Para além da fachada escavacada, há restos de frescos nas velhas paredes
Não me apetece comentar o caso Veiga, a crise da elefantíase legiferante, a constitucionalite aguda ou o estudo da União Europeia que nos transforma no país com mais funcionários públicos per capita, para vergonha, não dos funcionários, mas dos gestores que não lhes dão utilidade, mas que fazem discursos sobre a reforma e a modernização da administração pública, pelo menos desde que Marcello Caetano foi ministro da presidência, há mais de meio século.
Somos como este prédio que retratei na Avenida da Liberdade. Mantemos a orgulhosa fachada, escavacamos por dentro, vamos destruindo os frescos e sustentamo-los com ferro importado, para glória dos patos bravos que nos vão reconstruindo, enquanto vemos, ouvimos e lemos o sindicato dos principais patrões, os da banca, pressionando publicamente governos e parlamentos, enquanto os pretensos intelectuais continuam suas disputas escolásticas, à procura da via ideológica justa e quiçá do Texto que nos dê a ilusão de abrir todas as portas dos amanhãs que cantam, desfazendo todas as dúvidas de quem sofre a angústia da procura.
Não, não vou comentar a homenagem do samba ao grandioso líder da nossa oposição política, ou os meandros da crise coligativa na autarquia lisbonense. Nem sequer vou comentar os resultados das eleições de ontem da minha escola, onde um ex-assessor do primeiro-ministro Cavaco Silva, em coligação com o PCP, se opôs ressaibadamente a uma frente ampla, não politiqueira, onde participei. Apenas quero agradecer aos colegas que em nós confiaram, vencendo o complexo dos ressaibados e o obediencialismo dos subsidiados.
Voltando aos meandros do nosso intelectualismo, apenas observo que, entre os velhos e novos clérigos, que venha o Diabo e escolha. Por mim, prefiro os que não alinham na denunciação de ouvida e detestam burocratas broncos e sargentos de caserna, desses que muitos pobres de espírito qualificam como homens de sucesso, só porque conseguiram a adequada colocação num posto de vencimento, obtido através de adequada cunha junto de um qualquer senhor ministro ou comendador e que se sentaram em lugar cimeiro da pirâmide da distribuição do poder, onde um mais um acabam por poder ser menos do que um.
Face a esta secular frustração da não organização do trabalho nacional, onde continua a faltar o risco da avaliação do mérito e a incapacidade para se premiar a irreverência, o intelectual português tem caído no vício de uma atitude pretensamente anti-religiosa, mais pelicularmente ateia do que gnóstica, resvalando quase sempre para os abismos de um materialismo, chame-se sensualismo, utilitarismo, positivismo, naturalismo, marxismo ou neolibismo.
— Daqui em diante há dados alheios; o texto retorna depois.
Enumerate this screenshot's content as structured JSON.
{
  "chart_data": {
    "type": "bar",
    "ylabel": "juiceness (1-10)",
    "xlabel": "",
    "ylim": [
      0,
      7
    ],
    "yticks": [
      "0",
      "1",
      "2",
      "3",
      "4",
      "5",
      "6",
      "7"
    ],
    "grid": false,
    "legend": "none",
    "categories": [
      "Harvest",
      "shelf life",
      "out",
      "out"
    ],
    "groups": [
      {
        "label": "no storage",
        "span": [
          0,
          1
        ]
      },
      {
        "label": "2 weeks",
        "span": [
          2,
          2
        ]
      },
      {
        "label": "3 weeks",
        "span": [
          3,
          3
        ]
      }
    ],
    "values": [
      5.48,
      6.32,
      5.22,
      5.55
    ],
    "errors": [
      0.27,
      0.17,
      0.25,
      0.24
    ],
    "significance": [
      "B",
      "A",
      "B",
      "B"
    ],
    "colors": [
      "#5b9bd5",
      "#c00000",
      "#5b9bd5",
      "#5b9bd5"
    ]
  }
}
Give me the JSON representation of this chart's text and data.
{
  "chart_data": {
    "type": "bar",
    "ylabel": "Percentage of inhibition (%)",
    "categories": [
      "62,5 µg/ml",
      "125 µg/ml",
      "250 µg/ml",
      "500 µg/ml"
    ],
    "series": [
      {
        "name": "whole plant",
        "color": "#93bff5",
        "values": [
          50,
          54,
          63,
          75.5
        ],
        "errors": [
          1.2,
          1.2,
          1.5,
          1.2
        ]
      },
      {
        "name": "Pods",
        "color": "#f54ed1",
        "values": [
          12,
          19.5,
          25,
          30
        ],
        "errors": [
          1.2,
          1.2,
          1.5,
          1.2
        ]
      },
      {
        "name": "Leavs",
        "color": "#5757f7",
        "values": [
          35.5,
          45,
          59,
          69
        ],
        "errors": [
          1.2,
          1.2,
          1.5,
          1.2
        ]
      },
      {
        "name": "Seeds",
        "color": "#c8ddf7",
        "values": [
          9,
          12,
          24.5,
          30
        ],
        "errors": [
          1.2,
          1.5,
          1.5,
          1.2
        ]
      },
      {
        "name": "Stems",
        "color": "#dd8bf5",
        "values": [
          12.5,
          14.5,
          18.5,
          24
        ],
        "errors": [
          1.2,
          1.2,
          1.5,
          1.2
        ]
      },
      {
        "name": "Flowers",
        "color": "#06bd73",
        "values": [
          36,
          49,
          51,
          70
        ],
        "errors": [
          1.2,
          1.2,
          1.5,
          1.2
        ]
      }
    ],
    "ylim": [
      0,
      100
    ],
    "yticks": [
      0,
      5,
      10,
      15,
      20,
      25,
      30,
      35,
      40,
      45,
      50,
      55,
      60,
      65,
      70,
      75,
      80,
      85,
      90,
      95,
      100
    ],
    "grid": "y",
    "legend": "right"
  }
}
O que é particularmente notado nos que acedem ao pretenso do pensamento pela leitura de vulgatas ou obras de propaganda.
Felizmente que alguns desses novos clérigos, quando passam da "intelligentzia" à militância, podem atingir aquele nível de autenticidade e da ética da convicção que lhes dá um estado de ascese, a qual, mesmo quando a ideologia continua materialista, assume a inevitável beleza do espírito. Porque até em pleno niilismo e relativismo é possível encontrar a tal dúvida criadora que nos faz acalentar a procura.
Peço desculpa por não agradecer, de forma individualizada, a longa lista de blogues de referência e aos amigos que saudaram o lançamento, em regime experimental dos portais história do presente e biografia do pensamento político. Tentarei fazê-lo, em tempo oportuno, de forma mais sistemática, embora, desde já, tenha que pedir perdão pela circunstância de continuar bicho de mato, neste processo onde não gosto de ceder ao sindicato das citações mútuas. Não posso contudo deixar de mandar um grande abraço a certos amigos que vêm de outros tempos e com quem conjugo o sempre, com especial destaque para o Zé Mateus e para o Rui Matos, aos quais devo públicas desculpas pelo meu estado de quase reclusão na concha do lar.